Nearly a third of Covid-19 test results for care home staff in Portsmouth City Council’s care homes are not being returned, according to the leader of the local authority.
The leader of Portsmouth City Council, Cllr Gerald Vernon-Jackson has written a letter to Boris Johnson informing him that 30% of Covid-19 tests for care home staff in Portsmouth City Council care homes are not having a result sent back.
‘I was shocked by this, but was told that this situation is improving,’ wrote Cllr Vernon-Jackson in the letter to the prime minister.
‘It is an impossible situation for people to run care homes safely and efficiently if they do not get the results of Covid-19 tests sent back accurately and in a timely way.

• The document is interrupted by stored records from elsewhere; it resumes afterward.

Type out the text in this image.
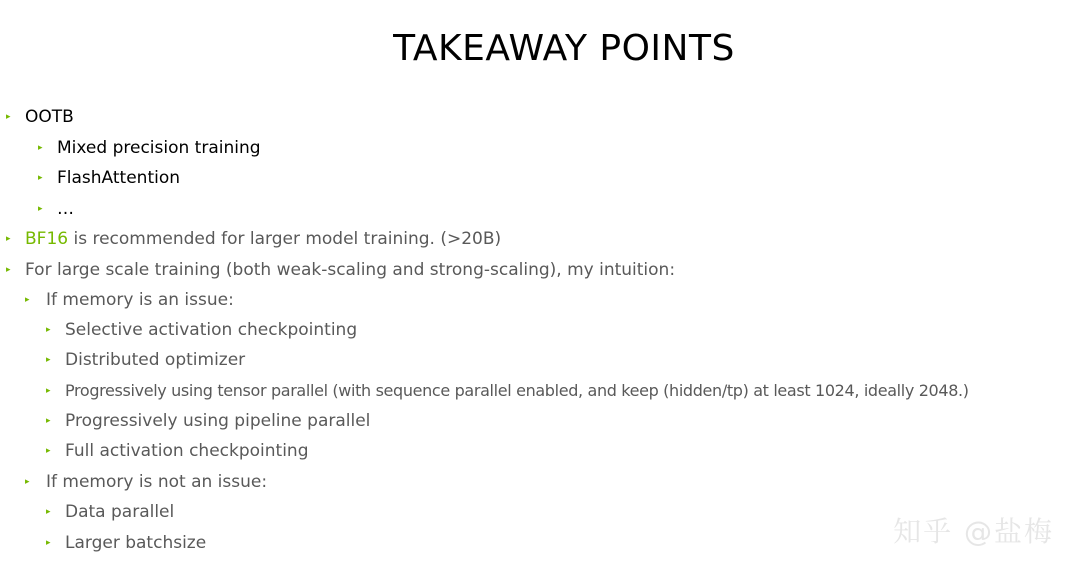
TAKEAWAY POINTS
▸ OOTB
▸ Mixed precision training
▸ FlashAttention
▸ …
▸ BF16 is recommended for larger model training. (>20B)
▸ For large scale training (both weak-scaling and strong-scaling), my intuition:
▸ If memory is an issue:
▸ Selective activation checkpointing
▸ Distributed optimizer
▸ Progressively using tensor parallel (with sequence parallel enabled, and keep (hidden/tp) at least 1024, ideally 2048.)
▸ Progressively using pipeline parallel
▸ Full activation checkpointing
▸ If memory is not an issue:
▸ Data parallel
▸ Larger batchsize	知乎 @盐梅
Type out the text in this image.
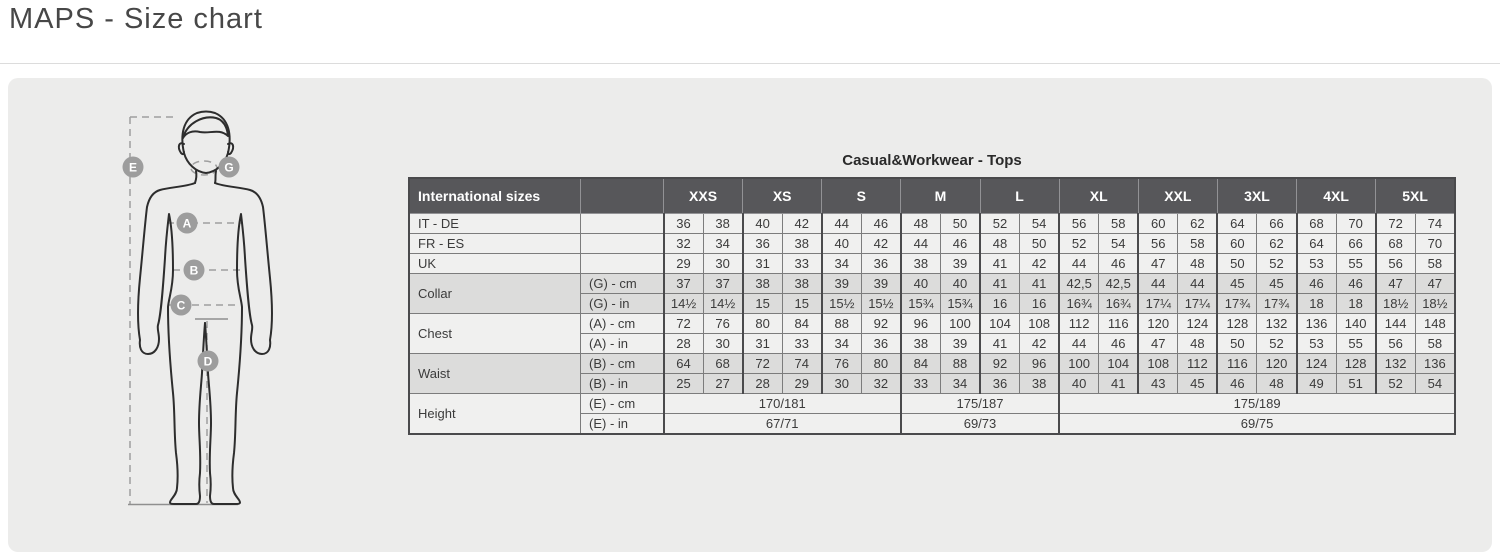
MAPS - Size chart
E	G
A
B
C
D
Casual&Workwear - Tops
International sizes		XXS		XS		S		M		L		XL		XXL		3XL		4XL		5XL	
IT - DE		36	38	40	42	44	46	48	50	52	54	56	58	60	62	64	66	68	70	72	74
FR - ES		32	34	36	38	40	42	44	46	48	50	52	54	56	58	60	62	64	66	68	70
UK		29	30	31	33	34	36	38	39	41	42	44	46	47	48	50	52	53	55	56	58
Collar	(G) - cm	37	37	38	38	39	39	40	40	41	41	42,5	42,5	44	44	45	45	46	46	47	47
	(G) - in	14½	14½	15	15	15½	15½	15¾	15¾	16	16	16¾	16¾	17¼	17¼	17¾	17¾	18	18	18½	18½
Chest	(A) - cm	72	76	80	84	88	92	96	100	104	108	112	116	120	124	128	132	136	140	144	148
	(A) - in	28	30	31	33	34	36	38	39	41	42	44	46	47	48	50	52	53	55	56	58
Waist	(B) - cm	64	68	72	74	76	80	84	88	92	96	100	104	108	112	116	120	124	128	132	136
	(B) - in	25	27	28	29	30	32	33	34	36	38	40	41	43	45	46	48	49	51	52	54
Height	(E) - cm	170/181						175/187				175/189									
	(E) - in	67/71						69/73				69/75									
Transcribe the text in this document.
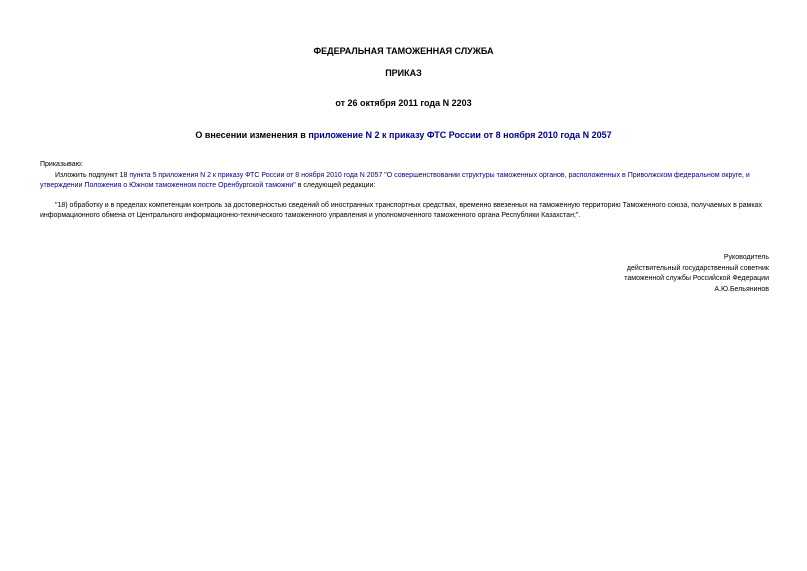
ФЕДЕРАЛЬНАЯ ТАМОЖЕННАЯ СЛУЖБА
ПРИКАЗ
от 26 октября 2011 года N 2203
О внесении изменения в приложение N 2 к приказу ФТС России от 8 ноября 2010 года N 2057
Приказываю:
Изложить подпункт 18 пункта 5 приложения N 2 к приказу ФТС России от 8 ноября 2010 года N 2057 "О совершенствовании структуры таможенных органов, расположенных в Приволжском федеральном округе, и утверждении Положения о Южном таможенном посте Оренбургской таможни" в следующей редакции:
"18) обработку и в пределах компетенции контроль за достоверностью сведений об иностранных транспортных средствах, временно ввезенных на таможенную территорию Таможенного союза, получаемых в рамках информационного обмена от Центрального информационно-технического таможенного управления и уполномоченного таможенного органа Республики Казахстан;".
Руководитель
действительный государственный советник
таможенной службы Российской Федерации
А.Ю.Бельянинов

‘A 30% failure rate in sending back test results is just not good enough,’ he added. ‘Please can you get the Test and Trace system to work properly so that we have the ability to identify care staff who have caught the virus and send them home so they do not pass on infections to other care staff or residents in care homes. This is just not good enough.
‘I am extremely worried that the lack of an effective and efficient testing system means that it will become increasingly difficult to run the care sector and look after vulnerable residents through the winter. If staff have to wait for test results that do not arrive, and cannot work until they do, the number of people who are available to work in care homes will be put under great stress. This could lead to a disaster.’
It comes as the Department for Health and Social Care announces that one in eight people in England have now been tested for coronavirus.
Official figures show 1,588,760 tests were processed in the UK in pillars 1 and 2 during the week of 17–23 September.
‘One in eight people in England have now received a test at least once and with nearly 500 testing sites across the UK, the median distance to a test site is now just 4.3 miles. These are achievements in which everyone involved can be immensely proud,’ said interim executive chair of the National Institute for Health Protection, Baroness Dido Harding.
‘We are continuing to work tirelessly to increase capacity and make tests as accessible as possible. Our new lab partnership with Birmingham University is another example of how the public, private and academic sectors are working together to meet our target of 500,000 test capacity a day.’